Today’s task was to implement bloom filters. I paired with Laurent on this. Here is what we came up with to create this data structure:
import mmh3
class BloomFilter:
def __init__(self,
nb_bytes: int,
nb_hash_functions: int,
bits: Optional[int] = None):
self.nb_bytes = nb_bytes
self.bits_size = 8 * nb_bytes
self.nb_hash_functions = nb_hash_functions
self.bits = bits if bits else 0
def _hash(self, key: str) -> list[int]:
encoded_key = key.encode(encoding="utf-8")
selected_bits = []
for i in range(self.nb_hash_functions):
hashed_key = mmh3.hash(encoded_key, i)
selected_bit = hashed_key % self.bits_size
selected_bits.append(selected_bit)
return selected_bits
def _set_bit(self, bit_index: int) -> None:
bit = (1 << bit_index)
self.bits |= bit
def _is_bit_set(self, bit_index: int) -> bool:
bit = (1 << bit_index)
return (self.bits & bit) == bit
def add(self, key: str) -> None:
"""Adds a key to the bloom filter.
"""
bits_to_set = self._hash(key=key)
for bit in bits_to_set:
self._set_bit(bit_index=bit)
def may_contain(self, key: str) -> bool:
"""Returns :
- True if the key may be in the bloom filter,
- False if it is guaranteed _not_ to be in it.
"""
bits_to_check = self._hash(key=key)
for bit in bits_to_check:
if not self._is_bit_set(bit_index=bit):
return False
return True
The code is pretty straightforward: we used the mmh3
library that provides a set
of hash functions to select nb_hash_functions
with which to hash each record being either inserted or looked up.

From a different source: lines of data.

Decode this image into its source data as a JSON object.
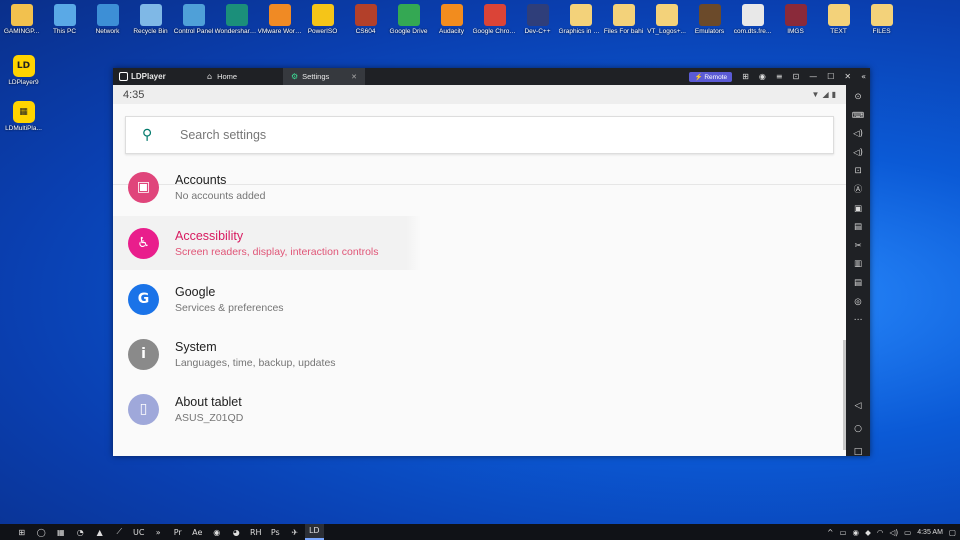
{
  "desktop_icons": [
    {
      "label": "GAMINGP...",
      "icon": "user-folder-icon",
      "color": "#f2c14e"
    },
    {
      "label": "This PC",
      "icon": "pc-icon",
      "color": "#5aa9e6"
    },
    {
      "label": "Network",
      "icon": "network-icon",
      "color": "#3d8fd6"
    },
    {
      "label": "Recycle Bin",
      "icon": "recycle-bin-icon",
      "color": "#7fb8e6"
    },
    {
      "label": "Control Panel",
      "icon": "control-panel-icon",
      "color": "#4fa0d8"
    },
    {
      "label": "Wondershare Filmora X",
      "icon": "filmora-icon",
      "color": "#1b8f7a"
    },
    {
      "label": "VMware Workstati...",
      "icon": "vmware-icon",
      "color": "#f08a24"
    },
    {
      "label": "PowerISO",
      "icon": "poweriso-icon",
      "color": "#f5c518"
    },
    {
      "label": "CS604",
      "icon": "book-icon",
      "color": "#b3402a"
    },
    {
      "label": "Google Drive",
      "icon": "google-drive-icon",
      "color": "#34a853"
    },
    {
      "label": "Audacity",
      "icon": "audacity-icon",
      "color": "#f28c1e"
    },
    {
      "label": "Google Chrome",
      "icon": "chrome-icon",
      "color": "#db4437"
    },
    {
      "label": "Dev-C++",
      "icon": "devcpp-icon",
      "color": "#2f3e7a"
    },
    {
      "label": "Graphics in Dev C++",
      "icon": "folder-icon",
      "color": "#f3d27a"
    },
    {
      "label": "Files For bahi",
      "icon": "folder-icon",
      "color": "#f3d27a"
    },
    {
      "label": "VT_Logos+...",
      "icon": "folder-icon",
      "color": "#f3d27a"
    },
    {
      "label": "Emulators",
      "icon": "folder-icon",
      "color": "#6b4a2a"
    },
    {
      "label": "com.dts.fre...",
      "icon": "file-icon",
      "color": "#e8e8e8"
    },
    {
      "label": "IMGS",
      "icon": "book-icon",
      "color": "#8a2a3a"
    },
    {
      "label": "TEXT",
      "icon": "folder-icon",
      "color": "#f3d27a"
    },
    {
      "label": "FILES",
      "icon": "folder-icon",
      "color": "#f3d27a"
    }
  ],
  "left_icons": [
    {
      "label": "LDPlayer9",
      "glyph": "LD"
    },
    {
      "label": "LDMultiPla...",
      "glyph": "▦"
    }
  ],
  "window": {
    "brand": "LDPlayer",
    "tabs": [
      {
        "label": "Home",
        "icon": "home-icon",
        "glyph": "⌂"
      },
      {
        "label": "Settings",
        "icon": "settings-icon",
        "glyph": "⚙"
      }
    ],
    "remote_label": "Remote",
    "title_glyphs": [
      "⊞",
      "◉",
      "≡",
      "⊡",
      "—",
      "☐",
      "✕",
      "«"
    ]
  },
  "android": {
    "time": "4:35",
    "search_placeholder": "Search settings",
    "items": [
      {
        "title": "Accounts",
        "subtitle": "No accounts added",
        "icon": "accounts-icon",
        "glyph": "▣",
        "color": "#e0457b"
      },
      {
        "title": "Accessibility",
        "subtitle": "Screen readers, display, interaction controls",
        "icon": "accessibility-icon",
        "glyph": "♿",
        "color": "#e91e8c"
      },
      {
        "title": "Google",
        "subtitle": "Services & preferences",
        "icon": "google-icon",
        "glyph": "G",
        "color": "#1a73e8"
      },
      {
        "title": "System",
        "subtitle": "Languages, time, backup, updates",
        "icon": "system-info-icon",
        "glyph": "i",
        "color": "#8a8a8a"
      },
      {
        "title": "About tablet",
        "subtitle": "ASUS_Z01QD",
        "icon": "tablet-icon",
        "glyph": "▯",
        "color": "#9fa8da"
      }
    ]
  },
  "sidebar_glyphs": [
    "⊙",
    "⌨",
    "◁)",
    "◁)",
    "⊡",
    "Ⓐ",
    "▣",
    "▤",
    "✂",
    "▥",
    "▤",
    "◎",
    "⋯"
  ],
  "nav_glyphs": [
    "◁",
    "○",
    "□"
  ],
  "taskbar": {
    "apps": [
      "⊞",
      "◯",
      "▦",
      "◔",
      "▲",
      "⟋",
      "UC",
      "»",
      "Pr",
      "Ae",
      "◉",
      "◕",
      "RH",
      "Ps",
      "✈",
      "LD"
    ],
    "time": "4:35 AM"
  }
}
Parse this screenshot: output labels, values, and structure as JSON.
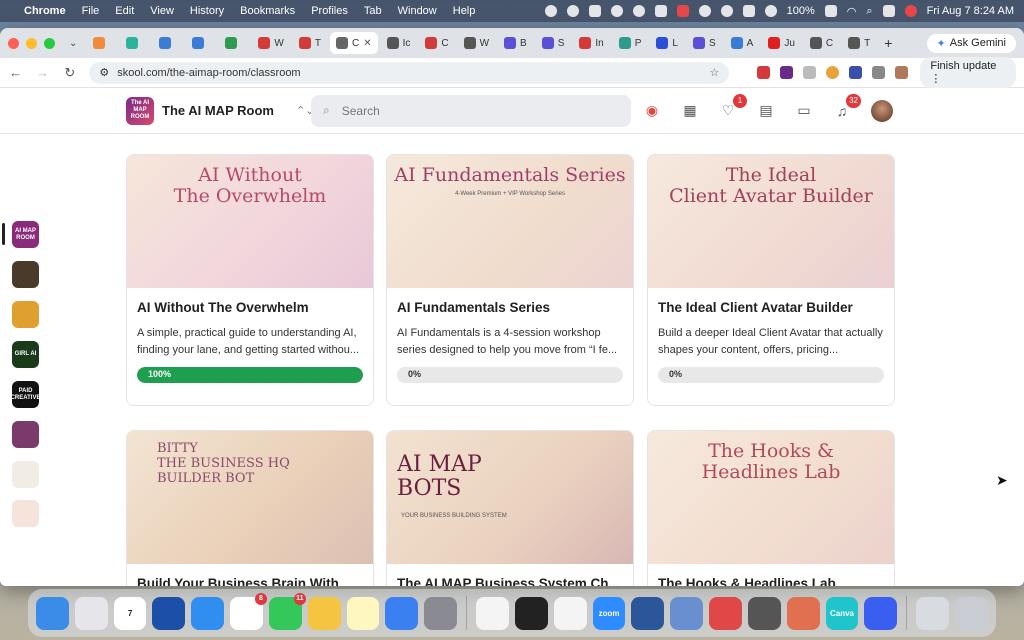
{
  "menubar": {
    "app": "Chrome",
    "items": [
      "File",
      "Edit",
      "View",
      "History",
      "Bookmarks",
      "Profiles",
      "Tab",
      "Window",
      "Help"
    ],
    "battery": "100%",
    "datetime": "Fri Aug 7  8:24 AM"
  },
  "browser": {
    "tabs": [
      {
        "label": "",
        "color": "#f08a3c"
      },
      {
        "label": "",
        "color": "#2bb3a0"
      },
      {
        "label": "",
        "color": "#3a7bd5"
      },
      {
        "label": "",
        "color": "#3a7bd5"
      },
      {
        "label": "",
        "color": "#2e9b4e"
      },
      {
        "label": "W",
        "color": "#d33a3a"
      },
      {
        "label": "T",
        "color": "#d33a3a"
      },
      {
        "label": "C",
        "color": "#666",
        "active": true
      },
      {
        "label": "Ic",
        "color": "#555"
      },
      {
        "label": "C",
        "color": "#d33a3a"
      },
      {
        "label": "W",
        "color": "#555"
      },
      {
        "label": "B",
        "color": "#5b4fd6"
      },
      {
        "label": "S",
        "color": "#5b4fd6"
      },
      {
        "label": "In",
        "color": "#d33a3a"
      },
      {
        "label": "P",
        "color": "#2e9b8e"
      },
      {
        "label": "L",
        "color": "#2a4fd6"
      },
      {
        "label": "S",
        "color": "#5b4fd6"
      },
      {
        "label": "A",
        "color": "#3a7bd5"
      },
      {
        "label": "Ju",
        "color": "#e02020"
      },
      {
        "label": "C",
        "color": "#555"
      },
      {
        "label": "T",
        "color": "#555"
      }
    ],
    "close_tab": "✕",
    "new_tab": "+",
    "ask_gemini": "Ask Gemini",
    "url": "skool.com/the-aimap-room/classroom",
    "finish_update": "Finish update"
  },
  "header": {
    "community_name": "The AI MAP Room",
    "logo_text": "The AI MAP ROOM",
    "search_placeholder": "Search",
    "notifications_count": "1",
    "bell_count": "32"
  },
  "rail": [
    {
      "name": "rail-aimap-room",
      "text": "AI MAP ROOM",
      "color": "#8a2a7a",
      "active": true
    },
    {
      "name": "rail-community-2",
      "text": "",
      "color": "#4a3a2a"
    },
    {
      "name": "rail-community-3",
      "text": "",
      "color": "#e0a030"
    },
    {
      "name": "rail-girl-ai",
      "text": "GIRL AI",
      "color": "#1a3a1a"
    },
    {
      "name": "rail-paid-creative",
      "text": "PAID CREATIVE",
      "color": "#111"
    },
    {
      "name": "rail-community-6",
      "text": "",
      "color": "#7a3a6a"
    },
    {
      "name": "rail-community-7",
      "text": "",
      "color": "#f2ede4"
    },
    {
      "name": "rail-community-8",
      "text": "",
      "color": "#f4e4dc"
    }
  ],
  "courses": [
    {
      "title": "AI Without The Overwhelm",
      "description": "A simple, practical guide to understanding AI, finding your lane, and getting started withou...",
      "progress_label": "100%",
      "progress": 100,
      "image_title": "AI Without\nThe Overwhelm",
      "image_sub": ""
    },
    {
      "title": "AI Fundamentals Series",
      "description": "AI Fundamentals is a 4-session workshop series designed to help you move from “I fe...",
      "progress_label": "0%",
      "progress": 0,
      "image_title": "AI Fundamentals Series",
      "image_sub": "4-Week Premium + VIP Workshop Series"
    },
    {
      "title": "The Ideal Client Avatar Builder",
      "description": "Build a deeper Ideal Client Avatar that actually shapes your content, offers, pricing...",
      "progress_label": "0%",
      "progress": 0,
      "image_title": "The Ideal\nClient Avatar Builder",
      "image_sub": ""
    },
    {
      "title": "Build Your Business Brain With Bit...",
      "description": "",
      "progress_label": "",
      "progress": 0,
      "image_title": "BITTY\nTHE BUSINESS HQ\nBUILDER BOT",
      "image_sub": ""
    },
    {
      "title": "The AI MAP Business System Ch...",
      "description": "",
      "progress_label": "",
      "progress": 0,
      "image_title": "AI MAP\nBOTS",
      "image_sub": "YOUR BUSINESS BUILDING SYSTEM"
    },
    {
      "title": "The Hooks & Headlines Lab",
      "description": "",
      "progress_label": "",
      "progress": 0,
      "image_title": "The Hooks &\nHeadlines Lab",
      "image_sub": ""
    }
  ],
  "dock": [
    {
      "name": "finder",
      "color": "#3b8be8",
      "badge": ""
    },
    {
      "name": "launchpad",
      "color": "#e6e6ea",
      "badge": ""
    },
    {
      "name": "calendar",
      "color": "#ffffff",
      "text": "7",
      "badge": ""
    },
    {
      "name": "navigator",
      "color": "#1b4fa8",
      "badge": ""
    },
    {
      "name": "safari",
      "color": "#2f8ef0",
      "badge": ""
    },
    {
      "name": "reminders",
      "color": "#ffffff",
      "badge": "8"
    },
    {
      "name": "messages",
      "color": "#34c759",
      "badge": "11"
    },
    {
      "name": "photos",
      "color": "#f5c542",
      "badge": ""
    },
    {
      "name": "notes",
      "color": "#fff7c0",
      "badge": ""
    },
    {
      "name": "mail-app",
      "color": "#3a80f0",
      "badge": ""
    },
    {
      "name": "system-settings",
      "color": "#8a8a92",
      "badge": ""
    },
    {
      "name": "freeform",
      "color": "#f4f4f4",
      "badge": ""
    },
    {
      "name": "terminal",
      "color": "#222",
      "badge": ""
    },
    {
      "name": "chrome",
      "color": "#f4f4f4",
      "badge": ""
    },
    {
      "name": "zoom",
      "color": "#2d8cff",
      "text": "zoom",
      "badge": ""
    },
    {
      "name": "word",
      "color": "#2b579a",
      "badge": ""
    },
    {
      "name": "app-blue",
      "color": "#6a8fd0",
      "badge": ""
    },
    {
      "name": "app-red",
      "color": "#e04848",
      "badge": ""
    },
    {
      "name": "calculator",
      "color": "#555",
      "badge": ""
    },
    {
      "name": "claude",
      "color": "#e07050",
      "badge": ""
    },
    {
      "name": "canva",
      "color": "#20c4cb",
      "text": "Canva",
      "badge": ""
    },
    {
      "name": "app-loom",
      "color": "#3a5ef0",
      "badge": ""
    },
    {
      "name": "downloads-stack",
      "color": "#d8dbe0",
      "badge": ""
    },
    {
      "name": "trash",
      "color": "#c9ccd2",
      "badge": ""
    }
  ]
}
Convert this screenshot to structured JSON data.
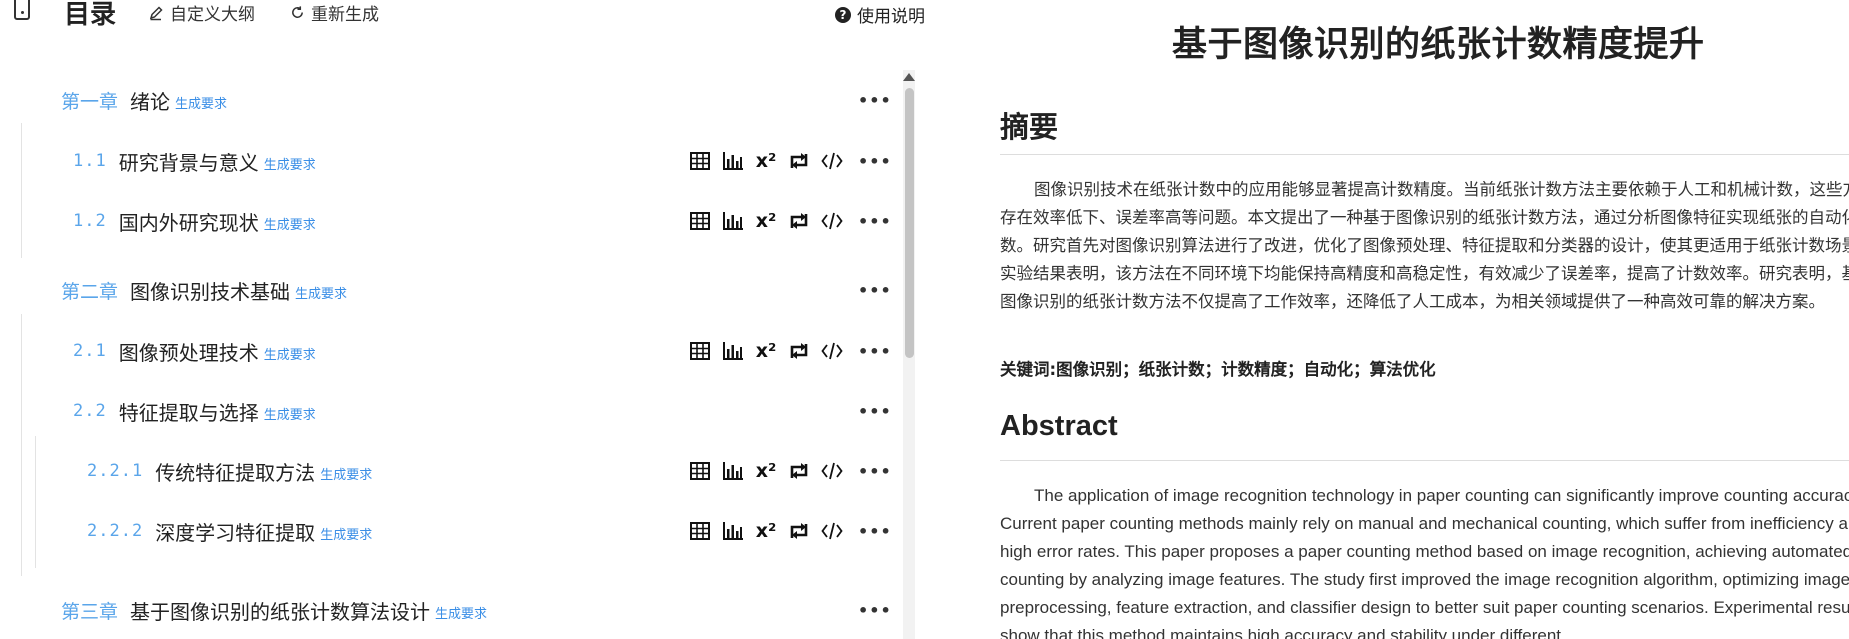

Our bloom filter two public methods: add
to insert a record and may_contain
to look it up.
Whenever inserting a record, we hash it and set the corresponding bits to 1
.
After implementing the bloom filters, we could attach one to each SSTable and update the read path so that we check the potential presence of a record in the bloom filter before reading the SSTable file, thus avoiding unnecessary disk lookups.